8 responses to “Consuming Joy?”

  1. Hi Andrea. Thanks for your post and reminding us of the proper source of joy — and it’s only found in right relationship with Jesus.

    Miller reminds us that the way we search for meaning, happiness, significance, etc. is the same as when we consume goods. It’s a misdirection. He also did say, as your pointed out, that the most significant thing we can do to counteract the commodification of culture is to point out the process that lies beneath our unconscious consumeristic behavior.

    Just like you, my heart is heavy because we have uncritically accepted things and bought into the commodification of our faith. May God have mercy on us.

    • Andrea Lathrop says:

      Thank you, Harry. This was a heavy read for me this week and I struggled to figure out ways to choose otherwise and not be paralyzed by what he presented.

  2. mm Mary Mims says:

    Andrea, you are right that this book did pierce me a bit. It really made me think about what is important. I think we have to keep ourselves in check and find joy in simple things. Thank God that He is able to pierce us. It means we still have life in Him.

    • Andrea Lathrop says:

      Mary, I love that! And I needed the encouragement this week because it was so sobering & introspective – which is good. But I need to be reminded that it is because we are found in Him and loved perfectly by Him that we are able to be pierced and grow. Appreciate you.

  3. mm Rhonda Davis says:

    “Do we pay attention to the difference between deep joy and mere entertainment?” – This question is such a probing one. As I think about a potential answer, I wonder if the increased entertainment value in some corporate church gatherings increases this confusion. Do we set incorrect expectations? How do we teach and model deep joy in these environments? Let’s keep wrestling until we find an answer. You are a gift!

  4. Digby Wilkinson says:

    Joy. Have you ever wondered why it’s a resource for Christians and what it’s source really is? Have a look at what I wrote on seans post. Think about what brings most joy, the cross or the incarnation? It’s something I have been doing a lot of thinking about in recent times.

  5. mm Jenn Burnett says:

    I appreciate you connecting consumption to the need for Joy. Back in my youth, I heard a message, (by Rev. Peter Cowley) that I’ve repeated over the years and expanded it slightly.

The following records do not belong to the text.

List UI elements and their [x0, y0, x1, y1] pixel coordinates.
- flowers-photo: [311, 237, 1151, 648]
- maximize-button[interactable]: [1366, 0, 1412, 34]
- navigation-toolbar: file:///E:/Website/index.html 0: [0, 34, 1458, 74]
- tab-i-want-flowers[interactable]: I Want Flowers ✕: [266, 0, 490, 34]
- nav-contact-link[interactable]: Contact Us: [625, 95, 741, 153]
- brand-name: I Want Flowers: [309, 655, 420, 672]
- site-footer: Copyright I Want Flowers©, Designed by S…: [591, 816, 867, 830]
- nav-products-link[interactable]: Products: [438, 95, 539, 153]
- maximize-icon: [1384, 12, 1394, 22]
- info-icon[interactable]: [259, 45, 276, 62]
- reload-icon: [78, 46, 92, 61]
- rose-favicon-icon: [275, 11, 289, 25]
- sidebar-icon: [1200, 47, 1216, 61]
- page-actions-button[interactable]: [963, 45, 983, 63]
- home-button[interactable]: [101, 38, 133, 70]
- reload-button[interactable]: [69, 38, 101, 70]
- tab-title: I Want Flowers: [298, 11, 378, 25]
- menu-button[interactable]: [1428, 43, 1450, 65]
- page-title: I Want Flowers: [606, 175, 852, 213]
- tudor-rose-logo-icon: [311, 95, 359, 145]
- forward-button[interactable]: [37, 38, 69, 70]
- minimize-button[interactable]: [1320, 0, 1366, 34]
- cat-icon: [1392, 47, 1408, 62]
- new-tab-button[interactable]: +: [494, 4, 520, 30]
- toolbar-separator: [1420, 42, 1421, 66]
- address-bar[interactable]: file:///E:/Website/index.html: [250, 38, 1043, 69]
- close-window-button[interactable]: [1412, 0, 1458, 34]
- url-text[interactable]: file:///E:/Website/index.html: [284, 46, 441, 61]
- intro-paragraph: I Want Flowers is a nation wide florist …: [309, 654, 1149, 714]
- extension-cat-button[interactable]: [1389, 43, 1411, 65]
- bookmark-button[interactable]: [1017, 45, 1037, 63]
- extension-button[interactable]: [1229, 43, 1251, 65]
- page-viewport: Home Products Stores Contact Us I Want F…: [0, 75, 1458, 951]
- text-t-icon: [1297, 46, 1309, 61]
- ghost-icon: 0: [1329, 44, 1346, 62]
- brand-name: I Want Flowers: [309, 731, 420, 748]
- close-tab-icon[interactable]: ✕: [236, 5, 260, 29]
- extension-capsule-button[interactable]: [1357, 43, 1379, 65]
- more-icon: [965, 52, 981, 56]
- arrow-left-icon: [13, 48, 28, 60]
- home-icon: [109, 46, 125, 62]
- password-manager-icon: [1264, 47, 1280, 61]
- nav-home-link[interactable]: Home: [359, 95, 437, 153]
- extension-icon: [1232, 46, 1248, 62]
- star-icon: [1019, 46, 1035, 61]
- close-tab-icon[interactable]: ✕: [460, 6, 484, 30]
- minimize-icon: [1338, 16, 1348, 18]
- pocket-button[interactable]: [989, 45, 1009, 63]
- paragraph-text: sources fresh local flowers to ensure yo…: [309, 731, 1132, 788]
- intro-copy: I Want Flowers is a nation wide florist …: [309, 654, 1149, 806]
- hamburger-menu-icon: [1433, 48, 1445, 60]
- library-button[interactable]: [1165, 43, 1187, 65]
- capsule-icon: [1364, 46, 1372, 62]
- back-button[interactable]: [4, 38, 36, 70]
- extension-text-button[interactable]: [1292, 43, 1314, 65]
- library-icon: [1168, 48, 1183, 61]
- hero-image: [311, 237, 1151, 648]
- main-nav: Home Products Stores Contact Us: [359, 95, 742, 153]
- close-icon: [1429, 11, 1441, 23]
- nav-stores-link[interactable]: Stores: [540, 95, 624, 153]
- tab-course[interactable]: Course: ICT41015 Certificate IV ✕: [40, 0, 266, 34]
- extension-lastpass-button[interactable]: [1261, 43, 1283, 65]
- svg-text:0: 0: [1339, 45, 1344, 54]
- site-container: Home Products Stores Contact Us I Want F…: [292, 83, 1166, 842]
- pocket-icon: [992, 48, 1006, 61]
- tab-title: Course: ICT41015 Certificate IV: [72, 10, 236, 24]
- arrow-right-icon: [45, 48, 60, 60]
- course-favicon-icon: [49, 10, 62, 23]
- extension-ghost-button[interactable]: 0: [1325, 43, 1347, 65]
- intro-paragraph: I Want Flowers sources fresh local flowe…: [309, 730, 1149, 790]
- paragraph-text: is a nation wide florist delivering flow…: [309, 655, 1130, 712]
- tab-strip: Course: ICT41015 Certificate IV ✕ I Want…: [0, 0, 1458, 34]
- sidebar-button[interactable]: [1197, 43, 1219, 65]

He made a grid that looked at what God made us for (Joy, Peace, Love), the best the world offers (happiness, security, popularity)and what we settle for (entertainment/pleasure, Financial freedom, sex/lots of facebook friends). I think this really sums up what consumerism is offering and where we settle for even less. Does this resonate with you? If so, how might the church be complicit in this ‘lowering the bar’ of what to aim for/expect? Bless you my friend!

    • Andrea Lathrop says:

      Jenn- woah. This is brilliant. I may need to borrow this in the future! I love that grid and it definitely resonates. Where the church lowers the bar is tricky for me to respond to, especially as I been around mostly attractional church models the last decade or so. How do we engage those far from Christ? Maybe we can do better at what Sean is suggesting? Maybe it isn’t as dependent on excellence and performance as some may think. I come back to relationships – our church is big and excellent and some are attracted to that but people grow and stay because of spiritual friendship. People move on if not grounded in relationships. I will have to say more in person. Ha.